An integrated approach to measure hunting intensity and assess its impacts on mammal populations.

Published online
30 Nov 2020
Content type
Journal article
Journal title
Journal of Applied Ecology
DOI
10.1111/1365-2664.13750

Author(s)
Dobbins, M. & Sollmann, R. & Menke, S. & Zambrano, A. A. & Broadbent, E.
Contact email(s)
mtdobbins@ucdavis.edu

Publication language
English
Location
Belize

Abstract

Unsustainable hunting of wildlife is one of the greatest threats to diverse and healthy forests, yet our understanding of hunting activity is limited by our methods of accurately identifying its intensity and distribution. Several methods have been used to quantify hunting in past studies (e.g. interviews, ranger patrols and camera traps). However, none of these alone have been able to produce precise spatiotemporal measures of hunting activity. In this study, we used a new method to detect hunters through passive acoustic monitors and developed an integrated approach to measure hunting activity while simultaneously assessing its impacts on mammal populations using camera traps.

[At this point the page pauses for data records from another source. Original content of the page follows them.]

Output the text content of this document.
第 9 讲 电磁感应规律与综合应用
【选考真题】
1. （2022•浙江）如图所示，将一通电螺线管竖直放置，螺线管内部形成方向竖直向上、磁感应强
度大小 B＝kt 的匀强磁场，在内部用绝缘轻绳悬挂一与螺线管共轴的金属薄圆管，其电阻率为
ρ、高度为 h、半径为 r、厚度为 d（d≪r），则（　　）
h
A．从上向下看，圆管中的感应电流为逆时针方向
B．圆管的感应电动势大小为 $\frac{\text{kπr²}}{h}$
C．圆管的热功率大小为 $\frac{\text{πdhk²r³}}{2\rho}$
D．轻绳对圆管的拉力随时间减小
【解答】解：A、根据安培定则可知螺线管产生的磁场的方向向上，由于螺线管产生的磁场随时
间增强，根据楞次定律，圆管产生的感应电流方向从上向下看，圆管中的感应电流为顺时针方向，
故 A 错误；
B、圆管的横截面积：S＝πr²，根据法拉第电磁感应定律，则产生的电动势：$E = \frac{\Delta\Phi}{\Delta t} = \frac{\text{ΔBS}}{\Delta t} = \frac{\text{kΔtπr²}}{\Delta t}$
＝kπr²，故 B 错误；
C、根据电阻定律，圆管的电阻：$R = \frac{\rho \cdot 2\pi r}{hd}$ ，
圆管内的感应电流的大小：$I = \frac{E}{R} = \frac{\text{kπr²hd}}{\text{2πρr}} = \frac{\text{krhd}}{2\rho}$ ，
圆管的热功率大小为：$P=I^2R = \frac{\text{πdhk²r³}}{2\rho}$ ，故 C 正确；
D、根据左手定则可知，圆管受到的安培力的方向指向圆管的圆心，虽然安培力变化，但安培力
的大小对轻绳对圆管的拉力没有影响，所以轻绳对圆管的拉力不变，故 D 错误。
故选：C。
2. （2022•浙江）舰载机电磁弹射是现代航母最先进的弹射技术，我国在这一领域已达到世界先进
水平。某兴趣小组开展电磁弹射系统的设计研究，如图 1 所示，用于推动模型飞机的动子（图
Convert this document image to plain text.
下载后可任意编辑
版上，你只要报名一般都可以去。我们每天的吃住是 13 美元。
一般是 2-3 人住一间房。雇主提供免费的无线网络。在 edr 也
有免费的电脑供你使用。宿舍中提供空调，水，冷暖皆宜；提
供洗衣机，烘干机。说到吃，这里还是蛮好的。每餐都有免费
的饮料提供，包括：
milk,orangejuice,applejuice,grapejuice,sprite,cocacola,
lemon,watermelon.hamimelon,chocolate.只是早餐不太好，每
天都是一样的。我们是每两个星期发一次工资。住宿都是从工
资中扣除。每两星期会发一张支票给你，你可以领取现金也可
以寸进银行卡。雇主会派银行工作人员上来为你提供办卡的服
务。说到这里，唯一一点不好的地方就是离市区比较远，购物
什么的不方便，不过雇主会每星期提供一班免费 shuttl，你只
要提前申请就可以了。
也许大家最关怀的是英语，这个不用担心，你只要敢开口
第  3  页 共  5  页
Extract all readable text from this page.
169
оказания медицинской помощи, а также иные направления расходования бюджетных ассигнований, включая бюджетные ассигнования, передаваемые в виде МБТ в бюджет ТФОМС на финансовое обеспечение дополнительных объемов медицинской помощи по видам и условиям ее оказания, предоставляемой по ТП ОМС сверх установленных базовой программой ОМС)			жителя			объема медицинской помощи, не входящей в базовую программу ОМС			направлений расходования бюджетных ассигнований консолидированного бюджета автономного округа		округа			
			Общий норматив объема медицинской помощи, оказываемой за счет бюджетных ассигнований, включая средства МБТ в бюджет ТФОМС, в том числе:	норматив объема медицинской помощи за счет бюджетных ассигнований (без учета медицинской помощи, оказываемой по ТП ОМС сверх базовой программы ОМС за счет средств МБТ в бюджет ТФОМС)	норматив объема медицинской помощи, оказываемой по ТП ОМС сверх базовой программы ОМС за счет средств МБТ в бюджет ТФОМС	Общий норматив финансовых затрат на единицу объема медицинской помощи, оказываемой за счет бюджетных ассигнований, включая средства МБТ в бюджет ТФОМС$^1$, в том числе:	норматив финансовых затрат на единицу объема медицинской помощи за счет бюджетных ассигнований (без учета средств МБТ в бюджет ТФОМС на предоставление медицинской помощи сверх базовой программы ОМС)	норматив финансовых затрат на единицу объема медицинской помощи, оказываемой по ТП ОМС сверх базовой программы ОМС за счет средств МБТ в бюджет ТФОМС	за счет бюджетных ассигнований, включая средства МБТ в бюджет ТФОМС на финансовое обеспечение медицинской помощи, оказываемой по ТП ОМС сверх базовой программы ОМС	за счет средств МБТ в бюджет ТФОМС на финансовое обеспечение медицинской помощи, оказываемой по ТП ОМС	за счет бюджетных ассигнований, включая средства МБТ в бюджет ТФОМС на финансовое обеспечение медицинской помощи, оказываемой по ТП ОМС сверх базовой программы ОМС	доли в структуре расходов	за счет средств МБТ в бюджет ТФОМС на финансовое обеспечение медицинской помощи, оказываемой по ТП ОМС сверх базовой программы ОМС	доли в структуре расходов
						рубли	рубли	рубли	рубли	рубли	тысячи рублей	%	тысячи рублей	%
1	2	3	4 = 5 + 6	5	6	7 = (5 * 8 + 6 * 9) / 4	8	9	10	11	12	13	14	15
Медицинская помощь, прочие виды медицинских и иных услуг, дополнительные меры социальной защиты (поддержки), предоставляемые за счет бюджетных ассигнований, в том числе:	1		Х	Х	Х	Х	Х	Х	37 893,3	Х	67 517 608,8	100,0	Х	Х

We applied a hierarchical community occupancy model that accounted for the imperfect detection of species on data from 45 trap locations, surveyed from January to June 2018, to investigate the impacts of spatial variation and intensity in hunting pressure on mammal species richness and occurrence in four protected areas in southern Belize. We developed spatiotemporally explicit indices of hunting activity separately from camera trap and acoustic monitor data and used a Bayesian model selection framework to identify predictors of site occurrence for individual species and three functional groups: carnivores, herbivores and omnivores. We found that camera traps under-detected hunting activity in the region by 939% compared to acoustic monitors. Consistent with our predictions, hunting intensity was negatively correlated with site-level species richness, with an average decrease in richness of 31% across its range of variation. Occurrence patterns for the three functional groups were also negatively associated with hunting intensity. Often the target of hunters, herbivores, displayed the strongest negative response to hunting, while omnivores were least affected. Synthesis and applications. Unsustainable hunting of wildlife is a global phenomenon with wide-ranging implications for ecological communities, especially mammals. Our study highlights mammal sensitivity to increasing hunting pressure at the community and species level and emphasizes the necessity for developing robust tools to accurately monitor hunting activity, while also providing a flexible framework for simultaneously assessing hunting and its impacts on mammal communities.